Overlord encaixa-se como luva nesse modelo. A série possui um vilão carismático (Ainz) e uma anti-heroína convertida em ícone de waifu culture (Albedo), perfeitos para estátuas e roupas de edição limitada. Cada peça de colecionador vendida cobre o valor de dezenas de caixas de Blu-ray, hoje um formato em franca retração.

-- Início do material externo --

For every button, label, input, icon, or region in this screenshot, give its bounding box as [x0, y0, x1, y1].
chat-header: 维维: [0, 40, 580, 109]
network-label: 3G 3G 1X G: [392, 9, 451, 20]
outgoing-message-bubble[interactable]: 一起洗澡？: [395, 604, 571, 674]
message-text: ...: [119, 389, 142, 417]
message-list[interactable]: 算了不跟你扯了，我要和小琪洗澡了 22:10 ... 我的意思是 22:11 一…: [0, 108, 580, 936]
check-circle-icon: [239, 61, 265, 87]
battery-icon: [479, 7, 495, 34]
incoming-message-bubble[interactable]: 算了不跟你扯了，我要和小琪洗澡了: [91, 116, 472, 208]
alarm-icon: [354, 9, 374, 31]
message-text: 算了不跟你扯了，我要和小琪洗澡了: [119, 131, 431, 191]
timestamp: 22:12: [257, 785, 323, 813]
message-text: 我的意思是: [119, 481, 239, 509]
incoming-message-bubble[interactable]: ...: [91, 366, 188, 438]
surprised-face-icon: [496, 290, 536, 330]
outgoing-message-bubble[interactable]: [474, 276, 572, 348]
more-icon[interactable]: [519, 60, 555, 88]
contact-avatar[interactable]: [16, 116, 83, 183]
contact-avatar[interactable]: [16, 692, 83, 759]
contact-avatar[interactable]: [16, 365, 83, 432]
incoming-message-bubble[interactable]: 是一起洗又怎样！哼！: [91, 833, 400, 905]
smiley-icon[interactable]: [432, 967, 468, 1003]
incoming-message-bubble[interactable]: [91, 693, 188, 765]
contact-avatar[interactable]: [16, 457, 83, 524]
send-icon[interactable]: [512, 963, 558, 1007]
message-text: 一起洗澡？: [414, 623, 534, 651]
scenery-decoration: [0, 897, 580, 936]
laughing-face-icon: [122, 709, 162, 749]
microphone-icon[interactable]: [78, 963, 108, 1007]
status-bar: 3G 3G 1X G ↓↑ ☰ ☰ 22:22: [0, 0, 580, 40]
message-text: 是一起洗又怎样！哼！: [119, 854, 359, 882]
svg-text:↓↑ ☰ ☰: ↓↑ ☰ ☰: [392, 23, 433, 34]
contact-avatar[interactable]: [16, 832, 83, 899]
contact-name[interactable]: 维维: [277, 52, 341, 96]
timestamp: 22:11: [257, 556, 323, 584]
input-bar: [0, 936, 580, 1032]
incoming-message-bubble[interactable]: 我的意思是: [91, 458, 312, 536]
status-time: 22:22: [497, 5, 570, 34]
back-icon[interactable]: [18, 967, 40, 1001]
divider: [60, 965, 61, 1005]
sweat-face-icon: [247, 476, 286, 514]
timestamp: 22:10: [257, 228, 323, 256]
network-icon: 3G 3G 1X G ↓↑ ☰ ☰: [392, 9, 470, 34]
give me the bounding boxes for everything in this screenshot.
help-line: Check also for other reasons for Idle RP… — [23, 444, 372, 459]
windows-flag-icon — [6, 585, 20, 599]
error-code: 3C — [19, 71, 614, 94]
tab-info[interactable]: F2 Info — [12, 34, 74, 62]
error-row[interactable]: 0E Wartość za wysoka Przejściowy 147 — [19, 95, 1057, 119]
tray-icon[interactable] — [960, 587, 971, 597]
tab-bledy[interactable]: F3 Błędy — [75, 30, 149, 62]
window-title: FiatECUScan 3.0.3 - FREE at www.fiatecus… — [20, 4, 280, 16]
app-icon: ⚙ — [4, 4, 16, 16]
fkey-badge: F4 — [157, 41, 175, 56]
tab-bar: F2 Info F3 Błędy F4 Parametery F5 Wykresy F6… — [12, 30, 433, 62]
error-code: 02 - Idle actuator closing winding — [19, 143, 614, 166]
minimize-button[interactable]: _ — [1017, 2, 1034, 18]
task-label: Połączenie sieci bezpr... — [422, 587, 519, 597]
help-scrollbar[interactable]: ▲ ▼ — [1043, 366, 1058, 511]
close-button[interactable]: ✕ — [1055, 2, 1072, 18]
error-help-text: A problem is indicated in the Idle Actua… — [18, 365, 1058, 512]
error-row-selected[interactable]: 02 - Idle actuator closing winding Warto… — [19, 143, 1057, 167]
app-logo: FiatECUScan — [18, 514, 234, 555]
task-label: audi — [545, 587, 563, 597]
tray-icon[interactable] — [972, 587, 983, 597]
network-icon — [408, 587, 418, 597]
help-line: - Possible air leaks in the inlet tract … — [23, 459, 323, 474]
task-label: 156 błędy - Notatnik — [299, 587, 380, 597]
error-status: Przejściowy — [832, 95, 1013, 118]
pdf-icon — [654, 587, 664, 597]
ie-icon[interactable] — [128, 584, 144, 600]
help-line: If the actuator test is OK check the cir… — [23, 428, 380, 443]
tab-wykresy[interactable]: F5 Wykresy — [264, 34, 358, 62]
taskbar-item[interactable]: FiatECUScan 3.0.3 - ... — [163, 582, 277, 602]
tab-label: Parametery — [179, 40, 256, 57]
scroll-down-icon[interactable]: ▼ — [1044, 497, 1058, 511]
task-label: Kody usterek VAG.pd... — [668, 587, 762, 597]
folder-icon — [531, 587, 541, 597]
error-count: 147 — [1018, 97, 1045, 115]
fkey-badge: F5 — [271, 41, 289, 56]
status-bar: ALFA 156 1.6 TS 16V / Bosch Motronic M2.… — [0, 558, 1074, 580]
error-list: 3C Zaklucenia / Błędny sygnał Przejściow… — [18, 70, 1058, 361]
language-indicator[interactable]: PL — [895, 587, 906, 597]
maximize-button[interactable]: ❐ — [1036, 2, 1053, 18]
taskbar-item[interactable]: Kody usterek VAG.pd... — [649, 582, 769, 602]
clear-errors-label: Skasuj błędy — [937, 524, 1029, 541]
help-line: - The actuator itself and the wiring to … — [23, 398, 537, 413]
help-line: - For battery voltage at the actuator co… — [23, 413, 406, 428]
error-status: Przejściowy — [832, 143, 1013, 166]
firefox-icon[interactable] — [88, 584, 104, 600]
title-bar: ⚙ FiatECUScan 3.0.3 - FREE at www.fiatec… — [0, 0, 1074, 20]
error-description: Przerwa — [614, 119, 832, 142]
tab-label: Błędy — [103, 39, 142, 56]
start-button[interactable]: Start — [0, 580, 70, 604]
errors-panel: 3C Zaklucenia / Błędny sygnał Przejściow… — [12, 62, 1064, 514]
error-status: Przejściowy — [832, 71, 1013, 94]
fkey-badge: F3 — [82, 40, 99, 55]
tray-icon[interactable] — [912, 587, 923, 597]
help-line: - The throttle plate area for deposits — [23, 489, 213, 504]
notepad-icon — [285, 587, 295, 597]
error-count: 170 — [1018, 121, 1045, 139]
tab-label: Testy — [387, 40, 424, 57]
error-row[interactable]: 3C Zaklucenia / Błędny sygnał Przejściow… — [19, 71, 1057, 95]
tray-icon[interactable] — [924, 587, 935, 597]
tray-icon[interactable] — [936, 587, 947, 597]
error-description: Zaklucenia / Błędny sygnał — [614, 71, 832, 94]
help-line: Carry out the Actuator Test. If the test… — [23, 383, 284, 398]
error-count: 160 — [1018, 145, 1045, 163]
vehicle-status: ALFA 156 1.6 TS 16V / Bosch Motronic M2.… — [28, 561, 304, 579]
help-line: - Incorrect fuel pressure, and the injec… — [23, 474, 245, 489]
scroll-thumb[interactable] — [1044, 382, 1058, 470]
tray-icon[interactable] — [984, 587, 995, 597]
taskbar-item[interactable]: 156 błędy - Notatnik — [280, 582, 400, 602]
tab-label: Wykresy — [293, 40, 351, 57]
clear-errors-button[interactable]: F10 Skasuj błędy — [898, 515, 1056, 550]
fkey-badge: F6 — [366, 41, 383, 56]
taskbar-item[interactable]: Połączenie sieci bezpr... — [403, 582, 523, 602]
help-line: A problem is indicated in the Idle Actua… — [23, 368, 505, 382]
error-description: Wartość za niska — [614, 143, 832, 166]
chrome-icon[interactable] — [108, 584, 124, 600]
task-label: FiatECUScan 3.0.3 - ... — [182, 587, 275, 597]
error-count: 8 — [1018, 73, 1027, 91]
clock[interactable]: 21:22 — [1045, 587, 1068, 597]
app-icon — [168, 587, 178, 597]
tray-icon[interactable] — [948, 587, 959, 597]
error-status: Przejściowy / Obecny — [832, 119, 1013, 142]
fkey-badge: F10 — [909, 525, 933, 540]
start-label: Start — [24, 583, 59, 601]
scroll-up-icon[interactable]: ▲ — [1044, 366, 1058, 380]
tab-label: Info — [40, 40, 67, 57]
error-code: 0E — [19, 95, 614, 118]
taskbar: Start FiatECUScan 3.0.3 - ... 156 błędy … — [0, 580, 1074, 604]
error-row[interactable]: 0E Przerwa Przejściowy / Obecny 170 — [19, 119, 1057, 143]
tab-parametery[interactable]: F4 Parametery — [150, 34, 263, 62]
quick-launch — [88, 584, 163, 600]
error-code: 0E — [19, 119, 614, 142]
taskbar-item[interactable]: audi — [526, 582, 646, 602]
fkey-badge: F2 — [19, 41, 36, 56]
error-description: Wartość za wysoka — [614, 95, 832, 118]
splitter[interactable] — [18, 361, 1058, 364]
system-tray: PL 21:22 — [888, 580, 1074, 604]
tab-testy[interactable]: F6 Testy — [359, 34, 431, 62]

Além disso, o lançamento reforça o buzz para o filme The Sacred Kingdom, que adaptará o arco mais sangrento da light novel e tende a atrair quem viu a série em 2015, mas largou as continuações.

O que vem depois da resina: sinal verde para mais temporadas?

A própria Kadokawa não esconde que monitora o desempenho da estatueta para decidir a cadência dos próximos volumes da novel — atualmente no 17º — e até uma eventual quinta temporada animada. Caso o item mantenha a curva de procura, a empresa pode repetir a jogada com figuras de Shalltear ou Demiurge, consolidando um ciclo de microfinanciamento informal via merchandise.

Para o fã brasileiro, acostumado a vendas relâmpago na pré-order de PlayStation ou One Piece, a corrida por Albedo parece distante. Mas ela indica uma tendência que logo baterá por aqui: a transformação dos isekais “clássicos” em grife de luxo. Se o experimento der certo, veremos tags de quatro dígitos em vitrines locais antes mesmo de o novo filme chegar ao streaming. E, com isso, a pergunta muda: quanto vale a nostalgia quando ela se materializa em resina, LED e certificado dourado?